Even going on the average historical rate of 4.3 per cent, as the effects of the inflation accumulate, after a decade the purchasing power of your money will be significantly reduced. This, says McGettigan, makes cash a far riskier proposition than many realise. He contrasts it with equity investments, which might be expected to return, on average, about 8 per cent.
“While in the short term equities are considered risky, if you look at the long term and at purchasing power, they are actually safer,” he says.
A RAINY DAY
Advisers will tell you to keep a certain amount of your cash easily accessible for emergencies. This is even more crucial in uncertain times, notes Benson.

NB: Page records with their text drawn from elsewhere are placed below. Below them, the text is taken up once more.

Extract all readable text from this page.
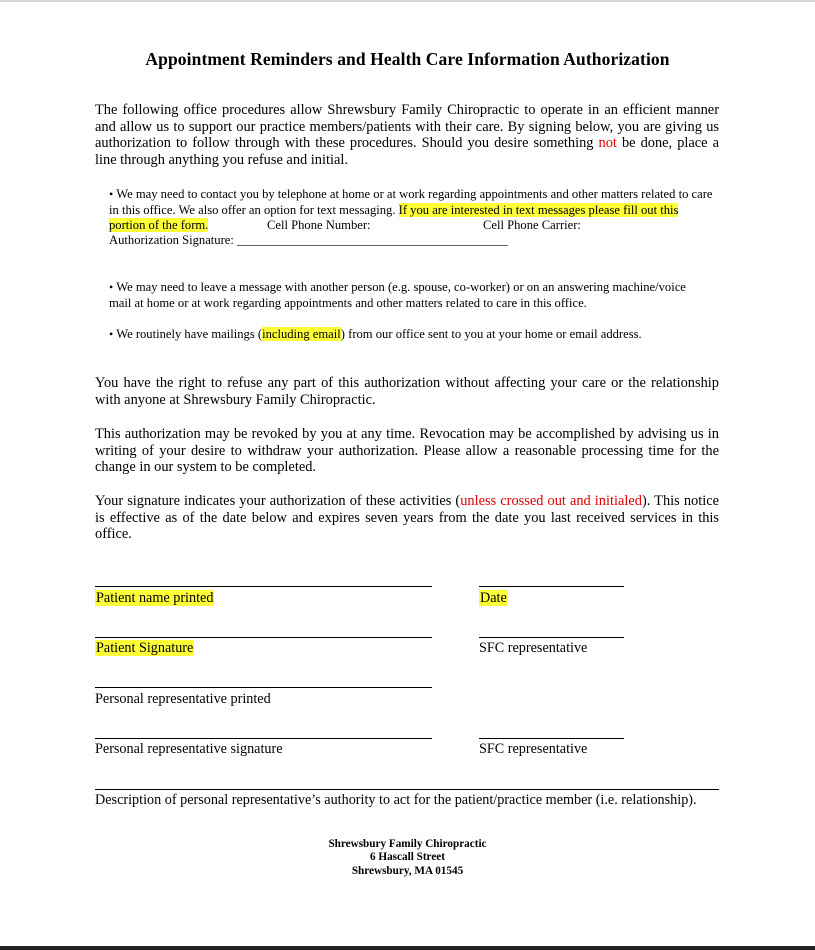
Appointment Reminders and Health Care Information Authorization
The following office procedures allow Shrewsbury Family Chiropractic to operate in an efficient manner and allow us to support our practice members/patients with their care. By signing below, you are giving us authorization to follow through with these procedures. Should you desire something not be done, place a line through anything you refuse and initial.
• We may need to contact you by telephone at home or at work regarding appointments and other matters related to care in this office. We also offer an option for text messaging. If you are interested in text messages please fill out this portion of the form.	Cell Phone Number:	Cell Phone Carrier:
Authorization Signature: ___________________________________________
• We may need to leave a message with another person (e.g. spouse, co-worker) or on an answering machine/voice mail at home or at work regarding appointments and other matters related to care in this office.
• We routinely have mailings (including email) from our office sent to you at your home or email address.
You have the right to refuse any part of this authorization without affecting your care or the relationship with anyone at Shrewsbury Family Chiropractic.
This authorization may be revoked by you at any time. Revocation may be accomplished by advising us in writing of your desire to withdraw your authorization. Please allow a reasonable processing time for the change in our system to be completed.
Your signature indicates your authorization of these activities (unless crossed out and initialed). This notice is effective as of the date below and expires seven years from the date you last received services in this office.
Patient name printed	Date
Patient Signature	SFC representative
Personal representative printed
Personal representative signature	SFC representative
Description of personal representative’s authority to act for the patient/practice member (i.e. relationship).
Shrewsbury Family Chiropractic
6 Hascall Street
Shrewsbury, MA 01545
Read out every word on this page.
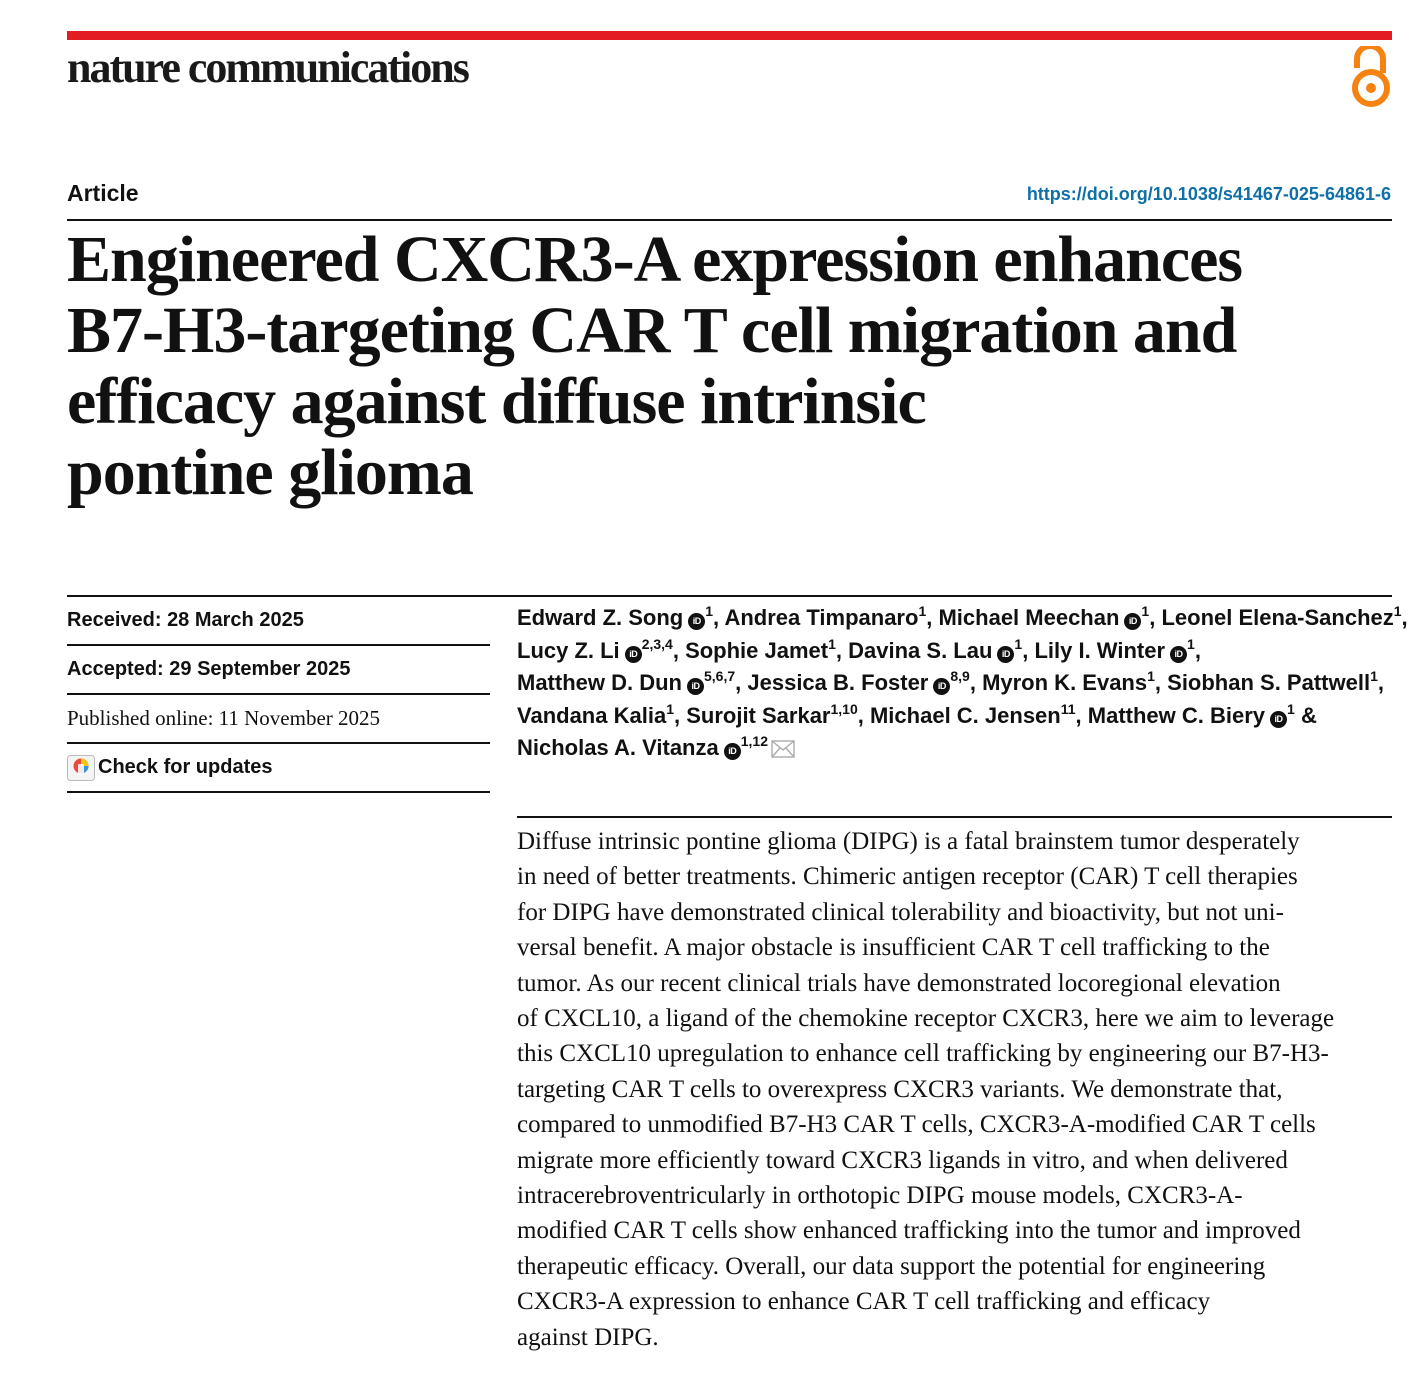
nature communications
Article	https://doi.org/10.1038/s41467-025-64861-6
Engineered CXCR3-A expression enhances
B7-H3-targeting CAR T cell migration and
efficacy against diffuse intrinsic
pontine glioma
Received:
28 March 2025
Accepted:
29 September 2025
Published online:
11 November 2025
Check for updates
Edward Z. Song $iD^1$, Andrea Timpanaro$^1$, Michael Meechan $iD^1$, Leonel Elena-Sanchez$^1$,
Lucy Z. Li iD$^{2,3,4}$, Sophie Jamet$^1$, Davina S. Lau $iD^1$, Lily I. Winter $iD^1$,
Matthew D. Dun iD$^{5,6,7}$, Jessica B. Foster iD$^{8,9}$, Myron K. Evans$^1$, Siobhan S. Pattwell$^1$,
Vandana Kalia$^1$, Surojit Sarkar$^{1,10}$, Michael C. Jensen$^{11}$, Matthew C. Biery $iD^1$ &
Nicholas A. Vitanza iD$^{1,12}$
Diffuse intrinsic pontine glioma (DIPG) is a fatal brainstem tumor desperately
in need of better treatments. Chimeric antigen receptor (CAR) T cell therapies
for DIPG have demonstrated clinical tolerability and bioactivity, but not uni-
versal benefit. A major obstacle is insufficient CAR T cell trafficking to the
tumor. As our recent clinical trials have demonstrated locoregional elevation
of CXCL10, a ligand of the chemokine receptor CXCR3, here we aim to leverage
this CXCL10 upregulation to enhance cell trafficking by engineering our B7-H3-
targeting CAR T cells to overexpress CXCR3 variants. We demonstrate that,
compared to unmodified B7-H3 CAR T cells, CXCR3-A-modified CAR T cells
migrate more efficiently toward CXCR3 ligands in vitro, and when delivered
intracerebroventricularly in orthotopic DIPG mouse models, CXCR3-A-
modified CAR T cells show enhanced trafficking into the tumor and improved
therapeutic efficacy. Overall, our data support the potential for engineering
CXCR3-A expression to enhance CAR T cell trafficking and efficacy
against DIPG.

“Essentially, you need enough so that you’re not forced to sell investments at the wrong time to fund unexpected costs,” he says. “And you need enough to pay yourself for a few months in case you need to find a new job. That differs depending on your work; if you’re in the gig economy you’d be wise to keep more spare funds than, say, a public servant.”
Charalambous says how much you should put by depends on various factors such as how secure your job is, whether you have benefits such as sick pay, and whether there are two incomes coming into the household.
As a guide, however, McGettigan recommends putting aside six months’ net income. “Anything more is excessive unless there are specific short-term cash requirements such as a house extension,” he adds.
If you will need cash in the short term for the likes of a refurbishment, you’ll have no option but to keep it accessible in your bank account. However, for more medium-term savings such as, for example, children’s third-level education, Charalambous suggests looking at life assurance savings plans.
In terms of tax relief, paying into a pension is by some way the best deal out there; for those paying the higher rate of income tax, every €100 they pay in only costs them €60.
“That is equivalent to a 66 per cent return on investment,” Charalambous says, “plus your investment gets to grow tax-free.”
Benson recommends taking a look at your December 2021 payslip to see if there is scope to save tax by topping up with a lump sum before the tax deadline at the end of this month.
After that, assuming you can afford it, you could increase your monthly contribution in order to maximise your tax savings. Upping your regular contributions — as opposed to making ad hoc larger top-ups — should reduce your investment risk through what’s termed “euro cost averaging”.
However, depending on your circumstances, there may be better ways to divert your cash than paying into a pension — tax saving or no.
“It depends what you’re saving for,” Benson says. “A pension you can use in a few decades’ time is irrelevant if you’re saving for a house deposit.”
According to Benson, while you shouldn’t eschew investing during a recession — especially one where inflation is so high — there are some considerations to bear in mind. The first is that you will face short-term ups and downs. “You can only call the bottom of a market in hindsight, so make a plan to invest and stick to it over the medium term, rather than checking it daily,” he says.
Meanwhile, he notes, as with pension contributions, drip-feeding a lump sum in over a longer period can be a good way to smooth out the cost at which you invest. “In general, financial markets anticipate future economic conditions, so if you have a strong stomach, investing when the mood is gloomy can be profitable.
“Finally, tempting as it may be to pay a chunk off your mortgage, the general advice is that this be well down your list. “Ensure you are on the lowest rate possible,” Charalambous says, “but given current rates, the other areas make more financial sense at the moment.”